I thought about alternatives, and decided that a blog post could do the trick.
So here goes.
There are a number of ingredients that result in the wire mess:
- Power supply
- There are the power bars needed to plug in all the devices. Sometimes the power connection is direct (for instance with a Mac computer) more often the power connection is indirect and requires plugging in an AC/DC adapter.
- In addition to the little brick that takes up space on the power bar, the AC/DC adapter has a long-ish cable, often with a micro USB connection that plugs into the device. That is the first source of excess wiring. Modems, routers, bridges, they each have a little brick and excess micro USB wiring.
- Network cabling
- Modems, routers, computers, printers, microphones, and other devices that depend on rapid and voluminous data use RJ45 ethernet network cables, as well as phone or optical cabling. While it is possible to make custom length cables, I have never bothered, you will soon see why.
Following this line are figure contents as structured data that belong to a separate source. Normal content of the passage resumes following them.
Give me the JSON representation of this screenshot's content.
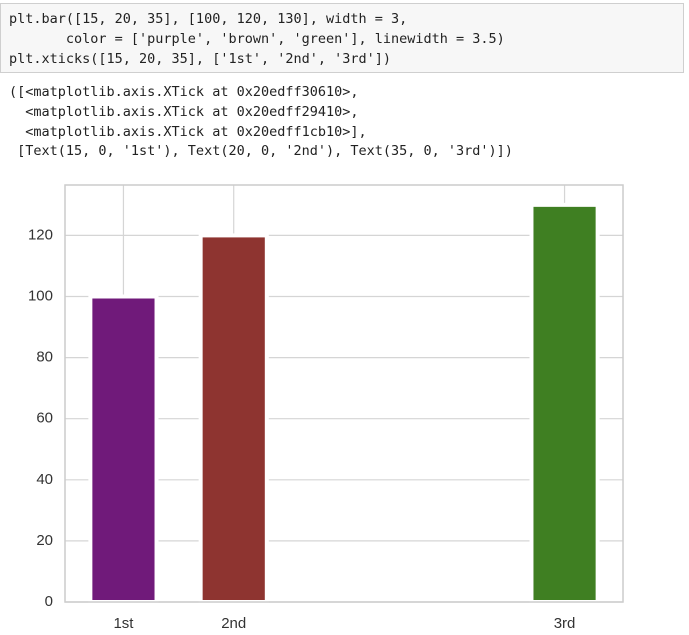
{
  "code": [
    "plt.bar([15, 20, 35], [100, 120, 130], width = 3,",
    "       color = ['purple', 'brown', 'green'], linewidth = 3.5)",
    "plt.xticks([15, 20, 35], ['1st', '2nd', '3rd'])"
  ],
  "output": [
    "([<matplotlib.axis.XTick at 0x20edff30610>,",
    "  <matplotlib.axis.XTick at 0x20edff29410>,",
    "  <matplotlib.axis.XTick at 0x20edff1cb10>],",
    " [Text(15, 0, '1st'), Text(20, 0, '2nd'), Text(35, 0, '3rd')])"
  ],
  "chart_data": {
    "type": "bar",
    "x": [
      15,
      20,
      35
    ],
    "values": [
      100,
      120,
      130
    ],
    "bar_width": 3,
    "colors": [
      "#701a7a",
      "#8e3430",
      "#3f7f22"
    ],
    "xlim": [
      12.35,
      37.65
    ],
    "xticks": [
      {
        "value": 15,
        "label": "1st"
      },
      {
        "value": 20,
        "label": "2nd"
      },
      {
        "value": 35,
        "label": "3rd"
      }
    ],
    "ylim": [
      0,
      136.5
    ],
    "yticks": [
      0,
      20,
      40,
      60,
      80,
      100,
      120
    ],
    "grid": true
  }
}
- Often the ethernet cable runs to and from from the network components are short, in the case of my network gear, maybe from mere inches to a foot or three max. That means more excess wiring, depending on the length of the ethernet cables.
So here is what I do.
- I plug everything in.
- I use tie-wraps to route the cabling.
- All the excess cable gathers at a single point along with all the DC power supply cables. From that point, the cables are gathered and from there descend into a trashcan (most recently I used a Muji storage cube). The excess ethernet cable takes the same path. All the power bars currently there are four, and all the AC/DC adapters live in the trashcan.
- That's it. Wire mess tamed. Easy-peasy.